British Sugar managing director Richard Pike said the processing giant was exploring a number of options so growers could mitigate the impact of price fluctuations after restrictions on EU sugar production are lifted on 30 September 2017.
Any future pricing options, which are the subject of talks between British Sugar and the NFU, would be in addition to – rather than instead of – the existing agreement, whereby an annual fixed sugar beet price is set before the following year’s crop is drilled, he added.
Possible beet price options
- A fixed price, known in advance, as happens now
- A price linked to the processed sugar market
- A price linked to alternative arable crops
- A price linked to delivery date
- Multiyear contracts
“We could do longer-term contracts – we are open to that,” Mr Pike told a meeting of 380 sugar beet growers at the East of England Showground, Peterborough, on Friday (13 November). “If it actually provides greater stability – and allows growers to invest for the future – we can do that.”

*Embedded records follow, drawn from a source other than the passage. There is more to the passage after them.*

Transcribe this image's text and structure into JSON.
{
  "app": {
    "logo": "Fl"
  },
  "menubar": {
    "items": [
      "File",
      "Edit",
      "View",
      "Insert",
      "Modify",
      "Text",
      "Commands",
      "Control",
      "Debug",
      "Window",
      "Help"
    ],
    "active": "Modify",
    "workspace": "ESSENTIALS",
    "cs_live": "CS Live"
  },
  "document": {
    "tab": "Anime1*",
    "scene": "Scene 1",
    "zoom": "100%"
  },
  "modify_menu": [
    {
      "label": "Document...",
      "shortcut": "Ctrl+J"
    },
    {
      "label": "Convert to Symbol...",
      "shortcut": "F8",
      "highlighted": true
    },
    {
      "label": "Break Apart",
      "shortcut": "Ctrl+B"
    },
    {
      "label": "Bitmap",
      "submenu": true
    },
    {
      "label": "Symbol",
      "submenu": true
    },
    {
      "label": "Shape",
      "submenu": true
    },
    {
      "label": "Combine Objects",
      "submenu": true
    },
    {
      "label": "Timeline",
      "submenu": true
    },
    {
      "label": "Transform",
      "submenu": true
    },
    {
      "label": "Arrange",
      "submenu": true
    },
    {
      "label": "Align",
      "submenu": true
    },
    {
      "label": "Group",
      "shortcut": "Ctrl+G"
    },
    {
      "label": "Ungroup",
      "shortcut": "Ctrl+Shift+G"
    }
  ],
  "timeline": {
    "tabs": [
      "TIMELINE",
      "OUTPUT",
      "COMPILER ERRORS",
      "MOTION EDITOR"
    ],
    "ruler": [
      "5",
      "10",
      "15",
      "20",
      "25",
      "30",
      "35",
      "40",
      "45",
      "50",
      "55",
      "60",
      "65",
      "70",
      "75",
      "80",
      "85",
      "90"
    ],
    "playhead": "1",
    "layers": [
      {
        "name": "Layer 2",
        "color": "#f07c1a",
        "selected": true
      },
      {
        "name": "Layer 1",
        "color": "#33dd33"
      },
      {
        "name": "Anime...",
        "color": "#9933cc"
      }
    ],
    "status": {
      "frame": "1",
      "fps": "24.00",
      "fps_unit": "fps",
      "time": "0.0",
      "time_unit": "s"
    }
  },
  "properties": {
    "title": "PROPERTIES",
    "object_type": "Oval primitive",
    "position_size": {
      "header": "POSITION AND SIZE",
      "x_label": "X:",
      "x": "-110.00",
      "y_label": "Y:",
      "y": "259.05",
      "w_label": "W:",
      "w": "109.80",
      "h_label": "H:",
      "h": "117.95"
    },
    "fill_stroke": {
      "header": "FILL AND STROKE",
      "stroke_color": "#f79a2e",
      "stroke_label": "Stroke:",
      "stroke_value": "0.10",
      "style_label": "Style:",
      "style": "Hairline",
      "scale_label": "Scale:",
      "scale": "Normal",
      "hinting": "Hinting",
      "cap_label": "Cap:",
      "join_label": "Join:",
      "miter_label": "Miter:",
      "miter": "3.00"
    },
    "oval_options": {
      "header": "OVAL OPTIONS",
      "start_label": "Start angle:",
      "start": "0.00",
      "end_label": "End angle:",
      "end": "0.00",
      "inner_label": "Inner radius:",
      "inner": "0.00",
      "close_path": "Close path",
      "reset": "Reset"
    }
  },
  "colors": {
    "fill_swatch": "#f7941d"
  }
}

Other pricing options are also being explored. One could see beet prices linked to the sugar market or an alternative crop. This could enable growers to benefit from higher prices when the market was buoyant – but would also mean lower prices when the market was subdued.
A further option could see a price linked to a choice of dates when a crop is delivered to the factory. But any growers who wanted to benefit from market peaks would also have to accept market troughs, said Mr Pike.
Further grower meetings to discuss pricing options are due to take place over the coming weeks. They will be held at Newmarket (24 November); Easton College, Norwich (30 November); Marston, Grantham (4 December); and King’s Lynn (9 December).